BEIJING (Reuters) - China will speed up efforts to create an environmentally friendly pricing system to encourage the conservation of water and power and create incentives for waste disposal, the environment ministry said on Friday.
China is in the fifth year of a “war on pollution” aimed at reversing the environmental damage done by nearly four decades of unchecked economic growth.
But after a series of punishing national crackdowns on polluters, the government is trying to establish a system of incentives aimed at “normalizing compliance” among enterprises and local governments.
In a release issued ahead of a press briefing, the Ministry of Ecology and Environment (MEE) said local environmental bureaus were working with government pricing departments to establish new mechanisms for solid waste collection and sewage treatment as well as water and electricity.
It said it would also make efforts to establish a new subsidy and credit support system for companies deemed to be front runners in the field of environmental protection. It said it would also work with tax authorities to create a more nuanced system that would not only impose levies on polluters, but also give preferential support to clean projects.

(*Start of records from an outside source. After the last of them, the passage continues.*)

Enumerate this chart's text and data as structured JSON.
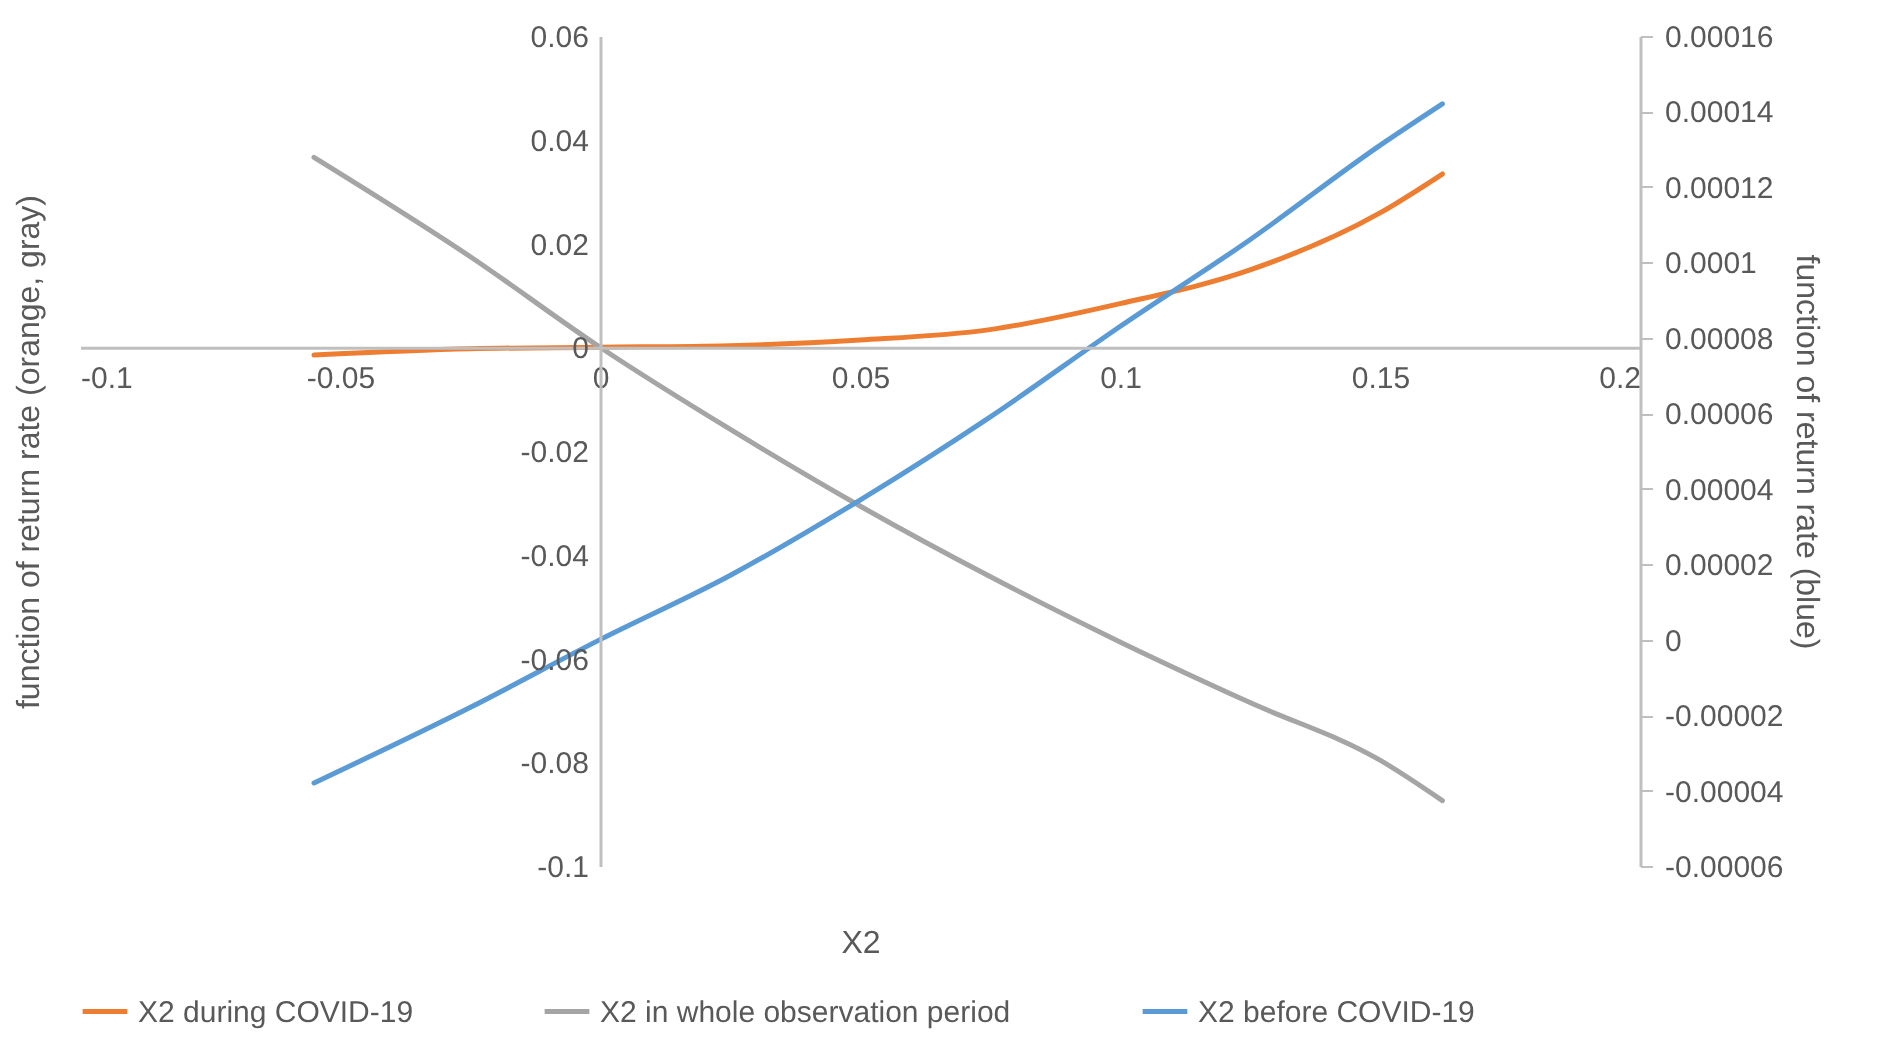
{
  "chart_data": {
    "type": "line",
    "xlabel": "X2",
    "ylabel": "function of return rate (orange, gray)",
    "y2label": "function of return rate (blue)",
    "xlim": [
      -0.1,
      0.2
    ],
    "xticks": [
      -0.1,
      -0.05,
      0,
      0.05,
      0.1,
      0.15,
      0.2
    ],
    "ylim": [
      -0.1,
      0.06
    ],
    "yticks": [
      -0.1,
      -0.08,
      -0.06,
      -0.04,
      -0.02,
      0,
      0.02,
      0.04,
      0.06
    ],
    "y2lim": [
      -6e-05,
      0.00016
    ],
    "y2ticks": [
      {
        "value": -6e-05,
        "label": "-0.00006"
      },
      {
        "value": -4e-05,
        "label": "-0.00004"
      },
      {
        "value": -2e-05,
        "label": "-0.00002"
      },
      0,
      {
        "value": 2e-05,
        "label": "0.00002"
      },
      {
        "value": 4e-05,
        "label": "0.00004"
      },
      {
        "value": 6e-05,
        "label": "0.00006"
      },
      {
        "value": 8e-05,
        "label": "0.00008"
      },
      0.0001,
      0.00012,
      0.00014,
      0.00016
    ],
    "grid": false,
    "legend": "bottom",
    "series": [
      {
        "name": "X2 during COVID-19",
        "color": "#ed7d31",
        "x": [
          -0.055,
          -0.025,
          0,
          0.025,
          0.05,
          0.075,
          0.1,
          0.125,
          0.15,
          0.162
        ],
        "values": [
          -0.0015,
          -0.0003,
          0,
          0.0003,
          0.0014,
          0.0034,
          0.0084,
          0.0149,
          0.0259,
          0.0334
        ]
      },
      {
        "name": "X2 in whole observation period",
        "color": "#a5a5a5",
        "x": [
          -0.055,
          -0.025,
          0,
          0.025,
          0.05,
          0.075,
          0.1,
          0.125,
          0.15,
          0.162
        ],
        "values": [
          0.0366,
          0.0175,
          0,
          -0.0158,
          -0.0306,
          -0.0442,
          -0.0568,
          -0.0685,
          -0.0796,
          -0.0874
        ]
      },
      {
        "name": "X2 before COVID-19",
        "color": "#5b9bd5",
        "axis": "y2",
        "x": [
          -0.055,
          -0.025,
          0,
          0.025,
          0.05,
          0.075,
          0.1,
          0.125,
          0.15,
          0.162
        ],
        "values": [
          -3.8e-05,
          -1.8e-05,
          0,
          1.7e-05,
          3.7e-05,
          5.9e-05,
          8.3e-05,
          0.000106,
          0.000131,
          0.000142
        ]
      }
    ]
  }
}
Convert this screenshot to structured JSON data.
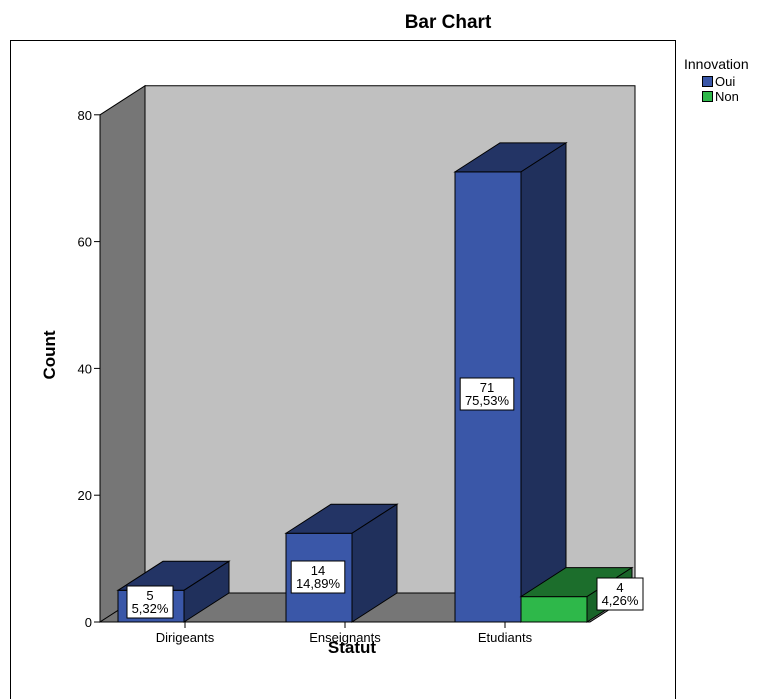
{
  "chart_data": {
    "type": "bar",
    "title": "Bar Chart",
    "xlabel": "Statut",
    "ylabel": "Count",
    "ylim": [
      0,
      80
    ],
    "yticks": [
      0,
      20,
      40,
      60,
      80
    ],
    "categories": [
      "Dirigeants",
      "Enseignants",
      "Etudiants"
    ],
    "legend_title": "Innovation",
    "legend_position": "right",
    "grid": false,
    "style": "3d",
    "series": [
      {
        "name": "Oui",
        "color": "#3a57a8",
        "values": [
          5,
          14,
          71
        ],
        "labels": [
          {
            "count": "5",
            "percent": "5,32%"
          },
          {
            "count": "14",
            "percent": "14,89%"
          },
          {
            "count": "71",
            "percent": "75,53%"
          }
        ]
      },
      {
        "name": "Non",
        "color": "#2eb84a",
        "values": [
          null,
          null,
          4
        ],
        "labels": [
          null,
          null,
          {
            "count": "4",
            "percent": "4,26%"
          }
        ]
      }
    ]
  }
}
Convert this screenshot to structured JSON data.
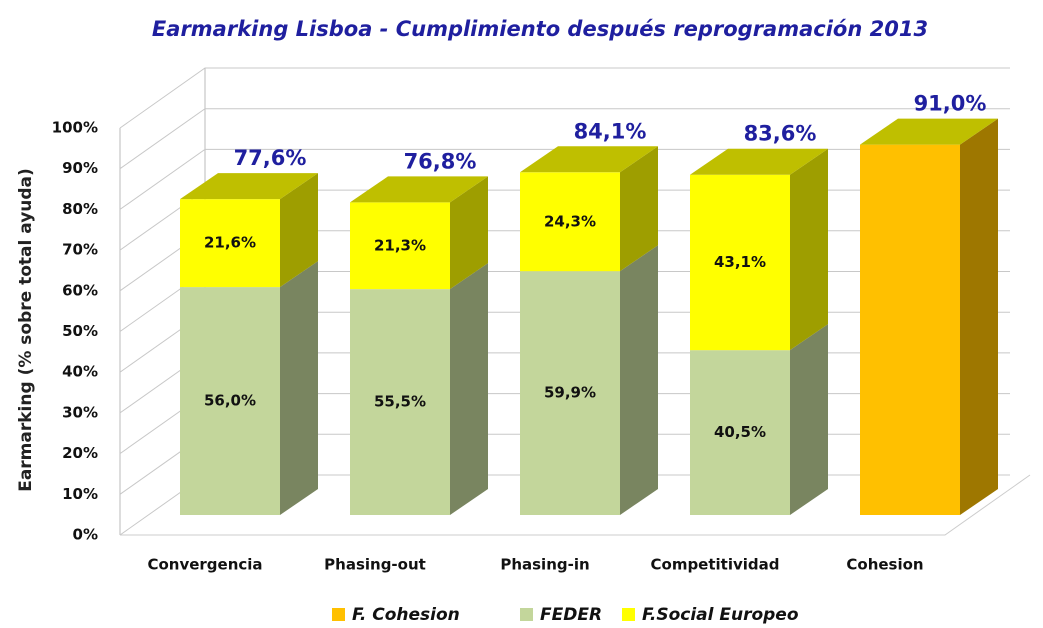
{
  "chart_data": {
    "type": "bar3d_stacked",
    "title": "Earmarking Lisboa - Cumplimiento después reprogramación 2013",
    "y_label": "Earmarking (% sobre total ayuda)",
    "categories": [
      "Convergencia",
      "Phasing-out",
      "Phasing-in",
      "Competitividad",
      "Cohesion"
    ],
    "series": [
      {
        "name": "F. Cohesion",
        "color": "#FFC000",
        "values": [
          null,
          null,
          null,
          null,
          91.0
        ]
      },
      {
        "name": "FEDER",
        "color": "#C3D69B",
        "values": [
          56.0,
          55.5,
          59.9,
          40.5,
          null
        ],
        "value_labels": [
          "56,0%",
          "55,5%",
          "59,9%",
          "40,5%",
          null
        ]
      },
      {
        "name": "F.Social Europeo",
        "color": "#FFFF00",
        "values": [
          21.6,
          21.3,
          24.3,
          43.1,
          null
        ],
        "value_labels": [
          "21,6%",
          "21,3%",
          "24,3%",
          "43,1%",
          null
        ]
      }
    ],
    "stack_order": [
      1,
      2,
      0
    ],
    "totals": [
      77.6,
      76.8,
      84.1,
      83.6,
      91.0
    ],
    "total_labels": [
      "77,6%",
      "76,8%",
      "84,1%",
      "83,6%",
      "91,0%"
    ],
    "ylim": [
      0,
      100
    ],
    "yticks": [
      {
        "value": 0,
        "label": "0%"
      },
      {
        "value": 10,
        "label": "10%"
      },
      {
        "value": 20,
        "label": "20%"
      },
      {
        "value": 30,
        "label": "30%"
      },
      {
        "value": 40,
        "label": "40%"
      },
      {
        "value": 50,
        "label": "50%"
      },
      {
        "value": 60,
        "label": "60%"
      },
      {
        "value": 70,
        "label": "70%"
      },
      {
        "value": 80,
        "label": "80%"
      },
      {
        "value": 90,
        "label": "90%"
      },
      {
        "value": 100,
        "label": "100%"
      }
    ],
    "grid": true,
    "legend": "bottom"
  }
}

“Pricing and taxation are important aspects in the promotion of the environmental protection industry, and we are asking the National Development and Reform Commission and local planning departments to work together on this,” said Wang Jian, vice-head of the MEE’s financial policy department.
China has been trying to end a “one size fits all” approach to environmental protection and has already exempted front-running firms that fully comply with pollution standards from routine output curbs.
Previous campaigns to cut smog, including a six-month crackdown on 28 smog-prone northern cities beginning last October, forced factories to shut or restrict production whether they met state emissions standards or not.
In Friday’s document, the ministry also pledged to eliminate “bureaucratic thinking” and said it would no longer allow inspectors to go through the motions or order “simple and crude” industry closures in the name of environmental protection.